If my 30-something-years experience as a journalist holds true, this will be the week many U.S. tech companies emerge from the relative radio silence that has characterized their public response to economic upheaval being wreaked by coronavirus to talk about how they plan to help — not just with immediate aid, but with resources to help inspire systemic solutions far into the future.

We’ve already heard a lot about Zoom, of course, the now virtually (pun intended) ubiquitous videoconferencing service that you and I both used umpteen times this week. In mid-March, it moved to make its software free for K-12 schools — and that was before many U.S. school districts officially closed their doors and turned millions of parents across the country into classroom aides. Pretty much any company with similar collaboration software is now offering at least a free trial.
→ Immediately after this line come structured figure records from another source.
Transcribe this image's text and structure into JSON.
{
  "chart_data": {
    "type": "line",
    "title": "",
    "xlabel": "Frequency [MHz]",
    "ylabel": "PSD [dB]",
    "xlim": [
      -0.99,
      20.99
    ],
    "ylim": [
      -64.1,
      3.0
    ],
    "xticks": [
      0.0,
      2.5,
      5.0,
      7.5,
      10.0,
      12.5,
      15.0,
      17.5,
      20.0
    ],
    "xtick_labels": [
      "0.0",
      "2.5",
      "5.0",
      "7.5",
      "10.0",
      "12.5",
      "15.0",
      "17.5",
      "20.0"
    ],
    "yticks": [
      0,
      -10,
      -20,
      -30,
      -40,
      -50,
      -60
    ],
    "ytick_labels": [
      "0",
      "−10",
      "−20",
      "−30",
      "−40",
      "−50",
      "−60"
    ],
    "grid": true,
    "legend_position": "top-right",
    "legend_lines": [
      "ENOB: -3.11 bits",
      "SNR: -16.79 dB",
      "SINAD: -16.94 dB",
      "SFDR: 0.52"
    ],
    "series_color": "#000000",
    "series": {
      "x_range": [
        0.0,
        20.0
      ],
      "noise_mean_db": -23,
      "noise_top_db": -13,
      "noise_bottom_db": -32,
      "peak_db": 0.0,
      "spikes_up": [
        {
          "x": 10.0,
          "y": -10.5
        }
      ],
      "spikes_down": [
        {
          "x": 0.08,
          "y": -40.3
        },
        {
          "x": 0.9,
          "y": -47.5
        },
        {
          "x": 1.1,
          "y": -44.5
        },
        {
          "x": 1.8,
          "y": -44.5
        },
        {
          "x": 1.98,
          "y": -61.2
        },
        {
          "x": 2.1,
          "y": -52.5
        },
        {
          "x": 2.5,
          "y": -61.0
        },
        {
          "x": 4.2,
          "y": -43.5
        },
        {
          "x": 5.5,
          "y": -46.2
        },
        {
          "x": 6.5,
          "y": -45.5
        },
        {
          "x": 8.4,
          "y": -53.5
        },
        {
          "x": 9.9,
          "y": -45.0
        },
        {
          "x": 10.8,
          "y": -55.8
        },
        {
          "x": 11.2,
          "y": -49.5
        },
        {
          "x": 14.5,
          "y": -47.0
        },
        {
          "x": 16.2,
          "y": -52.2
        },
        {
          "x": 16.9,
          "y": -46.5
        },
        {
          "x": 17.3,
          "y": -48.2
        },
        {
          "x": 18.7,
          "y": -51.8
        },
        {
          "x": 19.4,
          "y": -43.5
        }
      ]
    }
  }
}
These are wonderful, welcome gestures, and I am eager to see more like them. What I’m equally eager for are resources that help creative, innovative, entrepreneurial individuals mobilize on solutions — to seek not just to weather this crisis but to learn from it.

Sticking with education, one example is the new Teach from Home hub announced March 20 by Google, along with a $10 million “Distance Learning Fund” meant to support organizations working on solutions.

Here are some other initiatives that I’m looking into:

  • IBM updated the focus of its annual Call for Code solutions hackathon to “take on COVID-19.” The premise: use its open source software to develop technologies that could help. Last year’s winner was Prometeo. The team united a firefighter, nurse and three developers to create a smart device for improving firefighter safety by measuring air quality during disaster response.
  • Amazon’s cloud division committed $20 million intended to accelerate research on diagnostics approaches. Mind you, this money is going to existing customers but there are at least 35 global research institutions, companies and startups now involved. (Here are the details.)
  • Microsoft’s artificial intelligence underlies a number of the resources that are being used to share information, including those from John Hopkins University and the Centers for Disease Control, as well as to research the immune’s response to the virus. Read Microsoft CEO Satya Nadella’s letter to Microsoft employees last week.

Those are just three quick examples. I’ll be hunting for more this week.